Lack of association between classical HLA genes and asymptomatic SARS-CoV-2 infection.
Marchal A., Cirulli ET., Neveux I., Bellos E., Thwaites RS., Schiabor Barrett KM., Zhang Y., Nemes-Bokun I., Kalinova M., Catchpole A., Tangye SG., Spaan AN., Lack JB., Ghosn J., Burdet C., Gorochov G., Tubach F., Hausfater P., COVID Human Genetic Effort None., COVIDeF Study Group None., French COVID Cohort Study Group None., CoV-Contact Cohort None., COVID-STORM Clinicians None., COVID Clinicians None., Orchestra Working Group None., Amsterdam UMC COVID-19 Biobank None., NIAID-USUHS COVID Study Group None., Dalgard CL., Zhang S-Y., Zhang Q., Chiu C., Fellay J., Grzymski JJ., Sancho-Shimizu V., Abel L., Casanova J-L., Cobat A., Bolze A.

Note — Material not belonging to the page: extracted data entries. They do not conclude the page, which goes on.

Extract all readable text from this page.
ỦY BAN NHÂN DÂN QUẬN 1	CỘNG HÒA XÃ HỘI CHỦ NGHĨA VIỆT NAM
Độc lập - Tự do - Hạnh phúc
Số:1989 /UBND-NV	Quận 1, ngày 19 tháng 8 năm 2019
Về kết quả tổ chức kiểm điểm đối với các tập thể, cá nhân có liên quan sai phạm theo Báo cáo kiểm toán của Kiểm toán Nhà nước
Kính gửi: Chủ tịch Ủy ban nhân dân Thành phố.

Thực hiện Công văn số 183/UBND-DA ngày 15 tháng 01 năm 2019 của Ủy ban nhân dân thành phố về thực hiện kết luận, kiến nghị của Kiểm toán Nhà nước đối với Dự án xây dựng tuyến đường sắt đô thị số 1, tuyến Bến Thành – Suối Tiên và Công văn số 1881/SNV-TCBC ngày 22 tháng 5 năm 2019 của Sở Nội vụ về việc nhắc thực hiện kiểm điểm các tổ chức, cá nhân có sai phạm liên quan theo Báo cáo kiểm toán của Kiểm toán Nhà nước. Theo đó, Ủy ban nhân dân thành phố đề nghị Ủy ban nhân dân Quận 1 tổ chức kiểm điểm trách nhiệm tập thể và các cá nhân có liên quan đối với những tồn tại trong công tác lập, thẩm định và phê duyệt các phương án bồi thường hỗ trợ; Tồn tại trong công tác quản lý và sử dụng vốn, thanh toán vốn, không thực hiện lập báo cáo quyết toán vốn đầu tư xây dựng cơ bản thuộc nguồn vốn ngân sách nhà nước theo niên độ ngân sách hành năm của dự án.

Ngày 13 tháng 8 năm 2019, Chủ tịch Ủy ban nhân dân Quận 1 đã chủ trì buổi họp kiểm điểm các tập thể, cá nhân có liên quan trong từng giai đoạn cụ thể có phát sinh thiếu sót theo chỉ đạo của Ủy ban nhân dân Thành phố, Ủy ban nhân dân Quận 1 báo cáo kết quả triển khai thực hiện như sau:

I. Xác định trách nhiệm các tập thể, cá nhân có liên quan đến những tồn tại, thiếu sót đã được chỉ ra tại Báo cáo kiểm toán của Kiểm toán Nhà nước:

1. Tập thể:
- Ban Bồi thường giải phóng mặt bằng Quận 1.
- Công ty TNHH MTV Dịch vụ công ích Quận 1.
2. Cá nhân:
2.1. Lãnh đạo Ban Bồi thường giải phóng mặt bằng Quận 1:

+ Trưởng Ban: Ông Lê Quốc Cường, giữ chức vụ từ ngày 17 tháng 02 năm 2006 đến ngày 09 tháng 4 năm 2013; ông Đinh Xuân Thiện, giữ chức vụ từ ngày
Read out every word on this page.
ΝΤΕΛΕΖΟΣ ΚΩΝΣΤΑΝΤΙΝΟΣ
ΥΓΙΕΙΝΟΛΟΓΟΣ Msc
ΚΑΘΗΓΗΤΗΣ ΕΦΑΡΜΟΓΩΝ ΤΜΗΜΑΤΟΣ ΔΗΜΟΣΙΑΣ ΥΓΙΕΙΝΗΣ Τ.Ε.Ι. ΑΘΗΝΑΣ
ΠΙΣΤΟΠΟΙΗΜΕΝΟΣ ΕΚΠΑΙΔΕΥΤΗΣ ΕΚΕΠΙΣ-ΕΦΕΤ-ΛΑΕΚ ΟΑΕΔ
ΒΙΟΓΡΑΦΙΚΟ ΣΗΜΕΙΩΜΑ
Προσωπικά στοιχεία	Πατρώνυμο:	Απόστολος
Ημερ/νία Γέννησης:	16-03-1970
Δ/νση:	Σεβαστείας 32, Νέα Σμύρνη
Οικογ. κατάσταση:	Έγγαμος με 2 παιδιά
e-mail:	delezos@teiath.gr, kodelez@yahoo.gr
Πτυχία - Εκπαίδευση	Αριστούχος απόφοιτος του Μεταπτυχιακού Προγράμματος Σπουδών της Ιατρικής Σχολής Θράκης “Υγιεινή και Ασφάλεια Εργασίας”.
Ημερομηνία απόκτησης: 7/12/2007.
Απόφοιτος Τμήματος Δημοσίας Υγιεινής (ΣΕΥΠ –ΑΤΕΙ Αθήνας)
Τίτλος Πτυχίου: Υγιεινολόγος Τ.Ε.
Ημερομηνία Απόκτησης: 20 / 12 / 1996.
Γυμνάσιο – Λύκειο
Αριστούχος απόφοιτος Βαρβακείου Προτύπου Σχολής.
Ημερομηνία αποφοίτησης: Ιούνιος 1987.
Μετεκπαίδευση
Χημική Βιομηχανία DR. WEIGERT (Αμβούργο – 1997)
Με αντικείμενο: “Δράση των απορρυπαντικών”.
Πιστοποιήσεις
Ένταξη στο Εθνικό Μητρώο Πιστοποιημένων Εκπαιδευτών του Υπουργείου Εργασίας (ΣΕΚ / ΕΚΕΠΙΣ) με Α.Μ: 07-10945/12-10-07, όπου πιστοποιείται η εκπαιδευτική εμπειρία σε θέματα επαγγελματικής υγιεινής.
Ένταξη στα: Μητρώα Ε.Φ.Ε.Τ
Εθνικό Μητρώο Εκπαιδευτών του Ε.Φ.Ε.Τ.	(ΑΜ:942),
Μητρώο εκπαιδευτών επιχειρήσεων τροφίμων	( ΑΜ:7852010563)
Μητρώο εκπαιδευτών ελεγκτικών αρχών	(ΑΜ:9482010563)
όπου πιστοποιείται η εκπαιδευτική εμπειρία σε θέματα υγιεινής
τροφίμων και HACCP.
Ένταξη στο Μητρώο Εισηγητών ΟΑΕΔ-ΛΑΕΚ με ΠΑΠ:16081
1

Human genetic studies of critical COVID-19 pneumonia have revealed the essential role of type I interferon-dependent innate immunity to SARS-CoV-2 infection. Conversely, an association between the HLA-B∗15:01 allele and asymptomatic SARS-CoV-2 infection in unvaccinated individuals was recently reported, suggesting a contribution of pre-existing T cell-dependent adaptive immunity. We report a lack of association of classical HLA alleles, including HLA-B∗15:01, with pre-omicron asymptomatic SARS-CoV-2 infection in unvaccinated participants in a prospective population-based study in the United States (191 asymptomatic vs. 945 symptomatic COVID-19 cases). Moreover, we found no such association in the international COVID Human Genetic Effort cohort (206 asymptomatic vs. 574 mild or moderate COVID-19 cases and 1,625 severe or critical COVID-19 cases). Finally, in the Human Challenge Characterisation study, the three HLA-B∗15:01 individuals infected with SARS-CoV-2 developed symptoms. As with other acute primary infections studied, no classical HLA alleles favoring an asymptomatic course of SARS-CoV-2 infection were identified.